No wonder then that bank finance has always been eschewed by Victorinox, which has preferred to rely on a cash reserve built up during good times to help the company through less good periods.
And the company has certainly experienced some hard times – no more so than after the 9/11 terrorists attack in America, when the huge crackdown on airport security led to a ban on selling Swiss army knives in duty free shops. “Sales fell 30%,” says Carl.
Given the company’s strong bond with its workforce, no staff were laid off as a result of the post 9/11 downturn. Instead, the company stopped hiring and reduced shifts.
Employees were encouraged to take holidays early and senior managers approached other companies in the canton to ask if they needed highly qualified workers temporarily. “This helped to build greater loyalty of our staff,” says Carl, “and meant that we could quickly adjust when the upturn began.” Many companies across the world, whether or not inspired by the lessons from Victorinox, adopted similar methods during the economic crisis in 2008/2009, which kept unemployment levels lower in the UK, Germany and the US than in many previous downturns.
The company’s foundation structure means that it has a sizeable cash reserve – although how much Carl won’t reveal – to help it through difficult periods. Revenues grew around 10% in 2010, after two previous years of slow sales as the global downturn affected most manufacturing companies. Ninety percent of all sales are generated from abroad.
Since 9/11, Victorinox has also moved to accelerate its diversification efforts. The company gets around 45% of its sales from non-knife product lines, including 25% from its watch division and 10% each from luggage and fragrance sales.
Diversification has also meant opening retail outlets in a number of cities around the world, with brand stores in Tokyo, New York, Paris, London and Geneva.

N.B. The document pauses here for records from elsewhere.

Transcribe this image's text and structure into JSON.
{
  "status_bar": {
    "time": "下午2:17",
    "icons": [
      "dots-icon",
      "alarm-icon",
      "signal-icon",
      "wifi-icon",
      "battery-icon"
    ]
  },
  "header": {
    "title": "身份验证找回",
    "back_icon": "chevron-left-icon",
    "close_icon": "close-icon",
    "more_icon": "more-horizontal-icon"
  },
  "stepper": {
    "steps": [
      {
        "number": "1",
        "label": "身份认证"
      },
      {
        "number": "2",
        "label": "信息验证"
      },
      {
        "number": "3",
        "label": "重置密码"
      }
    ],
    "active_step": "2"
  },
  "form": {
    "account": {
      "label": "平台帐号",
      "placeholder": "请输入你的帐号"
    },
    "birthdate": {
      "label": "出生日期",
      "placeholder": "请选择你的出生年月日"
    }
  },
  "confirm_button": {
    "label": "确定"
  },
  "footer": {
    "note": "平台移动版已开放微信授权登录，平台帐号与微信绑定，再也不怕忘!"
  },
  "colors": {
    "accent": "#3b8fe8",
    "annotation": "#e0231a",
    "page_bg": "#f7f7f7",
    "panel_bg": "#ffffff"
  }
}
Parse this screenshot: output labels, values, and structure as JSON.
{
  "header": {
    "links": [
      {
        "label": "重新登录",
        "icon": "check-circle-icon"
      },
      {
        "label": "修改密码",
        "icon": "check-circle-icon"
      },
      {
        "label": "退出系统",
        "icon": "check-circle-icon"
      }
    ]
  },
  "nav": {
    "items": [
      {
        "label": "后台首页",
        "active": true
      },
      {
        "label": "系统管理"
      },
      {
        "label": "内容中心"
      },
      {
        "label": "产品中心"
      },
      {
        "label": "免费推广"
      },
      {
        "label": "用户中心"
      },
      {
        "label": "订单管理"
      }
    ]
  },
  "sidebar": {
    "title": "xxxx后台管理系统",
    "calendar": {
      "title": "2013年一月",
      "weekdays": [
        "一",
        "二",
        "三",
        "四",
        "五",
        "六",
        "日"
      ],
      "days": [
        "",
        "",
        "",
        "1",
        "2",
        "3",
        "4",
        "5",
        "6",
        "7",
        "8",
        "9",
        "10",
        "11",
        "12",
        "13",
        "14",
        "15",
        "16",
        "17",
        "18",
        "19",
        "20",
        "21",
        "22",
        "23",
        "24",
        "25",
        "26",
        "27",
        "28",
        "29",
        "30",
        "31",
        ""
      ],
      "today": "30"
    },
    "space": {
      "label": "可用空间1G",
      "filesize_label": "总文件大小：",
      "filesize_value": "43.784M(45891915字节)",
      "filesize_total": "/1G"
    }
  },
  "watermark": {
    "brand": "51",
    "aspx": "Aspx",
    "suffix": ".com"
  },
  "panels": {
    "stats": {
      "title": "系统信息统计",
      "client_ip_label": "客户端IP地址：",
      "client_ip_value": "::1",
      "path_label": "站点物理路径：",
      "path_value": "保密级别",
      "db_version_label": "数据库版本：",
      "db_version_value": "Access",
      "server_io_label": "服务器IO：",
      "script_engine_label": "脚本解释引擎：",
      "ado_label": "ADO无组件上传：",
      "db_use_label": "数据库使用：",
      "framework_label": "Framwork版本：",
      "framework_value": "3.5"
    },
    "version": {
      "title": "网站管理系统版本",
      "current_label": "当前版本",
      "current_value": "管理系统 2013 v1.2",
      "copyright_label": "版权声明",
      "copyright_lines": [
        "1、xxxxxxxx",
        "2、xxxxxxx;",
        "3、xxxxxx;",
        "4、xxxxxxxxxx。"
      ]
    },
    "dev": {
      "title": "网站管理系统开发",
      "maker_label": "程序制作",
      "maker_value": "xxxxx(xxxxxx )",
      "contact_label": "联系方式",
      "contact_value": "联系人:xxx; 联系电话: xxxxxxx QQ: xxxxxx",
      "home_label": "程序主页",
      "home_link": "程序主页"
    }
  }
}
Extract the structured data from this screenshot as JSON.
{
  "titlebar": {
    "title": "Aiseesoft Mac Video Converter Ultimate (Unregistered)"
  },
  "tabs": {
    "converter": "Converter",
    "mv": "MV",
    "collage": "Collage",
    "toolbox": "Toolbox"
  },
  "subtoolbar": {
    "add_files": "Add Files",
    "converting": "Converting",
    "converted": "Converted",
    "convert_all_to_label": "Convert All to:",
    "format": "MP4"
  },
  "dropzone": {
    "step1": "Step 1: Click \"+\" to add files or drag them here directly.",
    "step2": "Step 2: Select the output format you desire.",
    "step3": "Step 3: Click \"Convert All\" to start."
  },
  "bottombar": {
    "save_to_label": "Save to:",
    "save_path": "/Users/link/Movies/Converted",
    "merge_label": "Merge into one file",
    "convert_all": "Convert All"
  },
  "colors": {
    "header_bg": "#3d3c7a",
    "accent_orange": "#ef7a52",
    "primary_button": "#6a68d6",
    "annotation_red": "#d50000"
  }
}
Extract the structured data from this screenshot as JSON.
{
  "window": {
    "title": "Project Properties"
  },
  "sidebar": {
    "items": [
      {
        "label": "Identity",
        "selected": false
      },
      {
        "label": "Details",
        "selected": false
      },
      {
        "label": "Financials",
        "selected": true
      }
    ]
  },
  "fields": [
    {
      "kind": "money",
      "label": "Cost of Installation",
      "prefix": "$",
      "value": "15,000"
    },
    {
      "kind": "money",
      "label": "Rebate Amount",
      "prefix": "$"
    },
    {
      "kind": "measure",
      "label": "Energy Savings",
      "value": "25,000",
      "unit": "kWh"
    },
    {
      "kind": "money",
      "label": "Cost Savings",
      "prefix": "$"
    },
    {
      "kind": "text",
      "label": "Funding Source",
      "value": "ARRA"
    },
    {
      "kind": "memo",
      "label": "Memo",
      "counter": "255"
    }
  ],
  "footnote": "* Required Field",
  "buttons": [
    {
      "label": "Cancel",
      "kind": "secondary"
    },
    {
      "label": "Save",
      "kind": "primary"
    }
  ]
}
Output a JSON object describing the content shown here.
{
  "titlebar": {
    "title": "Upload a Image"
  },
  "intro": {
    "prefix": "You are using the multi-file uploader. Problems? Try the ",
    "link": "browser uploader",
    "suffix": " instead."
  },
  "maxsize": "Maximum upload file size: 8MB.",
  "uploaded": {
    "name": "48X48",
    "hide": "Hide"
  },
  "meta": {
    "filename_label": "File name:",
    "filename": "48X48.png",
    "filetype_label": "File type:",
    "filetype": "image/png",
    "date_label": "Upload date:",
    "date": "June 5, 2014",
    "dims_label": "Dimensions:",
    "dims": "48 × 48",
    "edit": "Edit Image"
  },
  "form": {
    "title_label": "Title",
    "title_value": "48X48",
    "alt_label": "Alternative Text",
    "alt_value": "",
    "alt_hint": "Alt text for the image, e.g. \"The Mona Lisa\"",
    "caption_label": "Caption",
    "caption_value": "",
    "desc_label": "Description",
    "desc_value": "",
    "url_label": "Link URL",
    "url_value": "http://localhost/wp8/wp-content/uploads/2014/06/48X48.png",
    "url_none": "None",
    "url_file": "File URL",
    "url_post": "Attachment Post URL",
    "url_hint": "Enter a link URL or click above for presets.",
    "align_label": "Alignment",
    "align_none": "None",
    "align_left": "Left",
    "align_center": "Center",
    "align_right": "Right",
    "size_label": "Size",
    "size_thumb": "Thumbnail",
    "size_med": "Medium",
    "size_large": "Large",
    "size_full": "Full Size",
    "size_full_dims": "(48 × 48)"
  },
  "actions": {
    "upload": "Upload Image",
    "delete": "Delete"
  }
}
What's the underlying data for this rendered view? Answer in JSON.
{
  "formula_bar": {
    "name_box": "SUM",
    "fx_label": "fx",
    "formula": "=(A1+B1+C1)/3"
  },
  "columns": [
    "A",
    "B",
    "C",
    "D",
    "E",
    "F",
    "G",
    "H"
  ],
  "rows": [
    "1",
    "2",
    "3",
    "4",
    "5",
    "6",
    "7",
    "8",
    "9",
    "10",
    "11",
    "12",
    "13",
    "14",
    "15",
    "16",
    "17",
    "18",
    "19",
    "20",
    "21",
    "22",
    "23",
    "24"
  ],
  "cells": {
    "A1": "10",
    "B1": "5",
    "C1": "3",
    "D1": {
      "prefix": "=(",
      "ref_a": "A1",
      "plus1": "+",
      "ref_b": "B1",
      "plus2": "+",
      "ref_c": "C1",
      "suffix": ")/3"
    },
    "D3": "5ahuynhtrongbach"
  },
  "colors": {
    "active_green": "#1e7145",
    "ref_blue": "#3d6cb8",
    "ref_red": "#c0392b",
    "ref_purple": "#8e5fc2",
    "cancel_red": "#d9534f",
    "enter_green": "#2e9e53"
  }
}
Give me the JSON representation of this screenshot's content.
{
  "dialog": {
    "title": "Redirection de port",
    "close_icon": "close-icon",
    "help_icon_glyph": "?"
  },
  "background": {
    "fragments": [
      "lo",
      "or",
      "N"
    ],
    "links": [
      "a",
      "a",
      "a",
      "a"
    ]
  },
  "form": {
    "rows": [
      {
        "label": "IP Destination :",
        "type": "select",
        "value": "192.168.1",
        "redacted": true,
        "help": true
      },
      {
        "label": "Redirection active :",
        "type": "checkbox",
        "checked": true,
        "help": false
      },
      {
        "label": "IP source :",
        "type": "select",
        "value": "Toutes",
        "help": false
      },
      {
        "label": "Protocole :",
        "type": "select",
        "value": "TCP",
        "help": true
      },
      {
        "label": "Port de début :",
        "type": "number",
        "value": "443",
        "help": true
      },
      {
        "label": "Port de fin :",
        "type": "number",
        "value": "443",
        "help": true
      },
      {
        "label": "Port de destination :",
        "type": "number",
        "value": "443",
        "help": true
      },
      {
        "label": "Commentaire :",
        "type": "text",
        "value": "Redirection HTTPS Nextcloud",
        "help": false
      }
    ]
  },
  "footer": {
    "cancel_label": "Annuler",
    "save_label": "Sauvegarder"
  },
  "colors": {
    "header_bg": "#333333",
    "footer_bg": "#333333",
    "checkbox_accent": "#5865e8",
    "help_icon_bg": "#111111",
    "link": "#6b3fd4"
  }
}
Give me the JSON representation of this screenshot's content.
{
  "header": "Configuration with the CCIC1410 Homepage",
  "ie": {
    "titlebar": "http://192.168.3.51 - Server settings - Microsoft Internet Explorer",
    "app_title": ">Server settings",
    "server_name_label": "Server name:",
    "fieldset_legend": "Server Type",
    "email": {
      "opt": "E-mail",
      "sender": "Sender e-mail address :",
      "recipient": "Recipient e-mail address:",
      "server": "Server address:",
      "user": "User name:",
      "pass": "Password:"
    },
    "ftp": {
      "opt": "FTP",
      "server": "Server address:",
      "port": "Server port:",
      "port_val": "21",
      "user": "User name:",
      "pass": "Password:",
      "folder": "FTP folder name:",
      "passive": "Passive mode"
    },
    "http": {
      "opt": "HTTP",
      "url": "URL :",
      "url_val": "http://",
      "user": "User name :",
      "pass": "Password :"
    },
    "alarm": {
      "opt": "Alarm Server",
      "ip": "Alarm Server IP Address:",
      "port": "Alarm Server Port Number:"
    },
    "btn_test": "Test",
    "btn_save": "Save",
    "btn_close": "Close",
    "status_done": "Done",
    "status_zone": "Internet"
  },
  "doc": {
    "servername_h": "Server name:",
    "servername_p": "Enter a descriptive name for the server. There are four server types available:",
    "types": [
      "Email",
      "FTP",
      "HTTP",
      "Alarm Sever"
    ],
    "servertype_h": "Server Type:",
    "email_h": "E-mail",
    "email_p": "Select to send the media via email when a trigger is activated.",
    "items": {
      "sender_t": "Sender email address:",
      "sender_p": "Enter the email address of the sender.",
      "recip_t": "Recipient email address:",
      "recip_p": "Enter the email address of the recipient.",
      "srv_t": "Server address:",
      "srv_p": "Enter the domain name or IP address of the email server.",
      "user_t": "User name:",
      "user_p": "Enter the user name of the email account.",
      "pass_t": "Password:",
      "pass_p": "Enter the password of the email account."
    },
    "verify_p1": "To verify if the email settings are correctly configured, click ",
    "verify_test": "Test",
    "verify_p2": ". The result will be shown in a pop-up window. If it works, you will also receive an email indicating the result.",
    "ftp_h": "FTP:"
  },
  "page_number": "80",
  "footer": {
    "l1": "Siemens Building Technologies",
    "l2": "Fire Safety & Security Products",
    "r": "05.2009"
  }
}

Carl reckons that controlling the retail outlet experience for customers enables Victorinox to develop the brand as a premium one, with the “made in Switzerland” stamp central to that idea.
Carl is still young and he evidently has considerable energy and vision. Along with his team he is likely to come up with many more ideas of how to take the company forward. But what about the question of succession? “Obviously we would like to see another family member leading the business,” Carl says. Given the family’s strong historical bond with the workforce and the wider community, surely few would be unhappy to see a fifth generation of Elseners at the helm in the years ahead.